Ces mêmes politiciens devraient cependant avoir la franchise de ne plus tourner autour du pot et admettre franchement que le blocus a été et demeure un échec lamentable.
En plus d'avoir nui à deux générations d'hommes, de femmes et d'enfants cubains, il a été totalement contre-productif. Il a produit l'effet inverse de celui recherché en 1962, lorsqu'il a été imposé.
Il a directement contribué à maintenir le régime castriste au pouvoir.
Il aura fallu que des membres du Congrès pratiquent pendant des années l'aveuglement volontaire pour ne pas au moins s'apercevoir de son «inefficacité» avant aujourd'hui. Ou qu'ils se satisfassent de bêtes rhétoriques idéologiques. Dans un cas comme dans l'autre, c'est honteux.
Répétons-le : la pitoyable politique anticastriste n'explique pas tout. Le charismatique et populiste Fidel Castro est le principal responsable du naufrage de son île. Il a privé les Cubains de libertés politiques et économiques élémentaires.
N'empêche que l'embargo américain lui a servi d'alibi. Castro l'a rendu coupable de tous les malheurs de la patrie. Il y est parvenu en développant un nationalisme forcené. C'est aussi ce qui lui a permis de confisquer le pouvoir pendant autant de temps.
Officiellement remplacé par son frère Raul depuis février 2008, Fidel a chassé le terrible Batista de La Havane il y a 50 ans. C'était en janvier 1959. Maurice Duplessis était encore premier ministre du Québec à cette époque.
Le président Barack Obama a franchi un pas significatif en levant les restrictions sur les voyages et les transferts d'argent des Américano-Cubains. Le temps finira par convaincre une partie de l'opinion publique américaine de la nécessité d'éliminer totalement l'embargo.
À ce moment-là, soit dit en passant, ce sera la fin des voyages à bas prix à Cuba pour les Canadiens.

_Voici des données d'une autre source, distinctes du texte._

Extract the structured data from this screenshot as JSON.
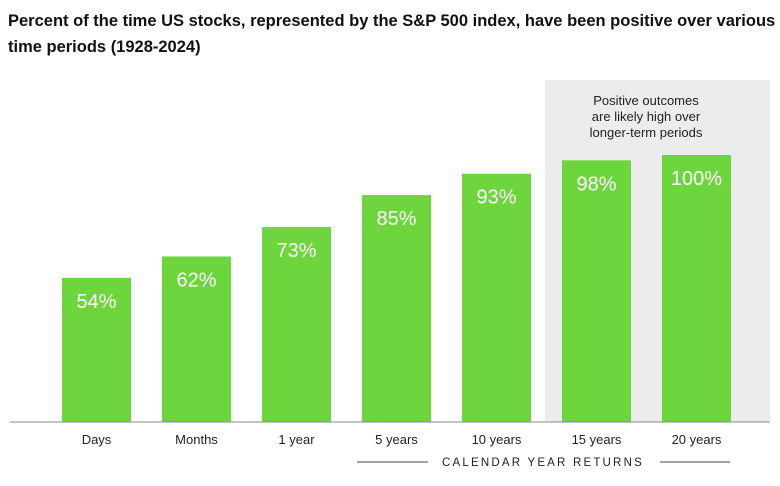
{
  "chart_data": {
    "type": "bar",
    "title": "Percent of the time US stocks, represented by the S&P 500 index, have been positive over various time periods (1928-2024)",
    "categories": [
      "Days",
      "Months",
      "1 year",
      "5 years",
      "10 years",
      "15 years",
      "20 years"
    ],
    "values": [
      54,
      62,
      73,
      85,
      93,
      98,
      100
    ],
    "value_labels": [
      "54%",
      "62%",
      "73%",
      "85%",
      "93%",
      "98%",
      "100%"
    ],
    "xlabel": "CALENDAR YEAR RETURNS",
    "ylabel": "",
    "ylim": [
      0,
      100
    ],
    "grid": false,
    "highlight": {
      "categories": [
        "15 years",
        "20 years"
      ],
      "note_lines": [
        "Positive outcomes",
        "are likely high over",
        "longer-term periods"
      ]
    },
    "colors": {
      "bar": "#6dd63c",
      "highlight_bg": "#ececec",
      "axis": "#8a8a8a"
    }
  }
}
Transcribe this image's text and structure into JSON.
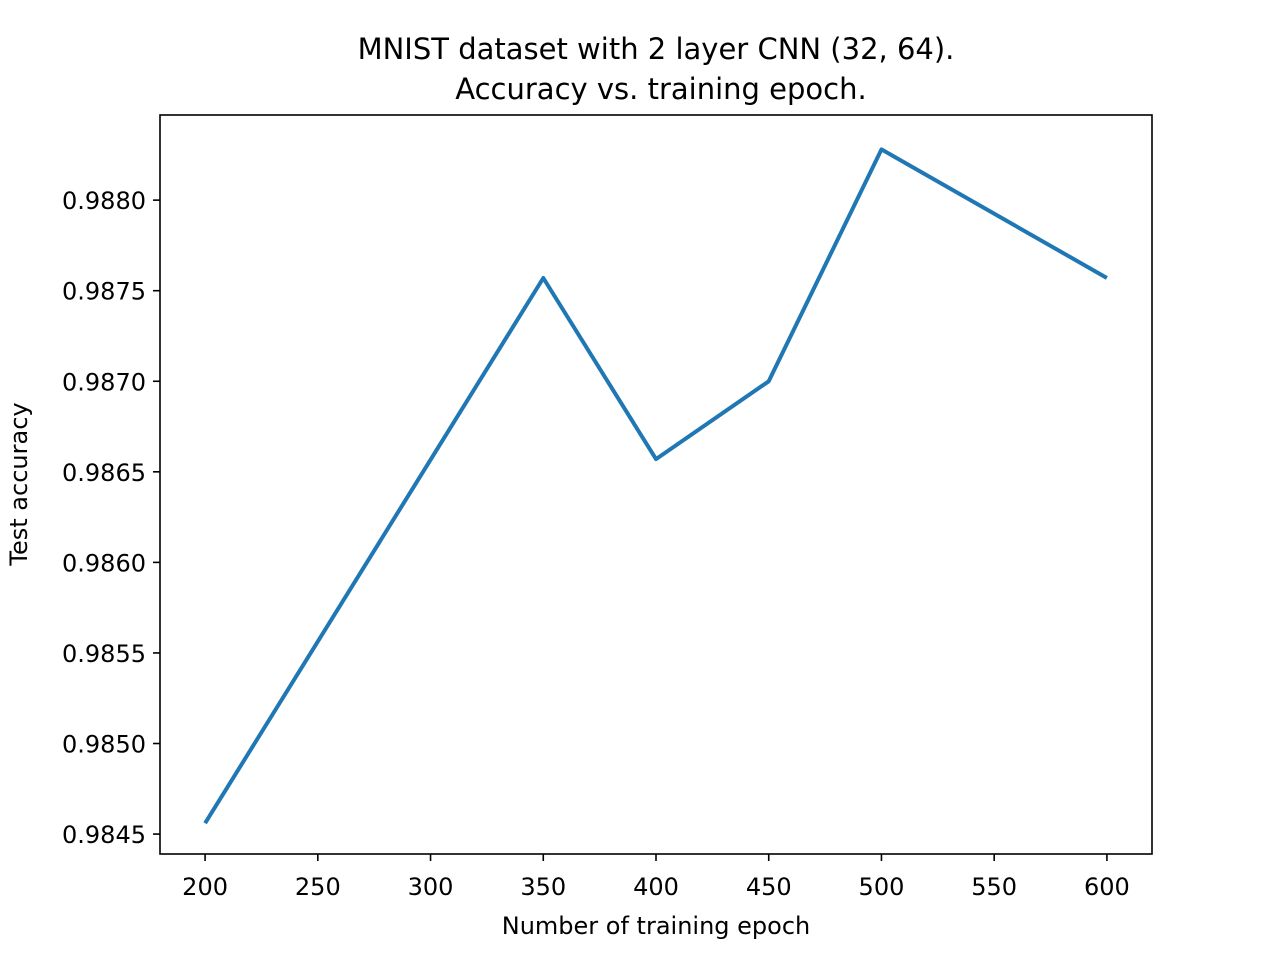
{
  "chart_data": {
    "type": "line",
    "title_lines": [
      "MNIST dataset with 2 layer CNN (32, 64).",
      "Accuracy vs. training epoch."
    ],
    "xlabel": "Number of training epoch",
    "ylabel": "Test accuracy",
    "x": [
      200,
      350,
      400,
      450,
      500,
      600
    ],
    "series": [
      {
        "values": [
          0.98456,
          0.98757,
          0.98657,
          0.987,
          0.98828,
          0.98757
        ],
        "color": "#1f77b4"
      }
    ],
    "xlim": [
      180,
      620
    ],
    "ylim": [
      0.98439,
      0.98847
    ],
    "xticks": [
      200,
      250,
      300,
      350,
      400,
      450,
      500,
      550,
      600
    ],
    "xtick_labels": [
      "200",
      "250",
      "300",
      "350",
      "400",
      "450",
      "500",
      "550",
      "600"
    ],
    "yticks": [
      0.9845,
      0.985,
      0.9855,
      0.986,
      0.9865,
      0.987,
      0.9875,
      0.988
    ],
    "ytick_labels": [
      "0.9845",
      "0.9850",
      "0.9855",
      "0.9860",
      "0.9865",
      "0.9870",
      "0.9875",
      "0.9880"
    ],
    "grid": false,
    "legend": "none"
  }
}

Mais ce sera, plus important encore, le retour à une relation americano-cubaine plus conforme à la géopolitique contemporaine.
Ce sera la fin d'une politique d'un autre âge.
Avant d'aller plus loin, Barack Obama et Raul Castro devront se rencontrer. Ils finiront probablement par le faire en terrain «neutre», soit au Mexique, soit au Canada.
Cette fois, la diplomatie canadienne ne devra pas rester sur la touche. Elle devra proposer ses bons offices. Elle devrait le faire dès maintenant.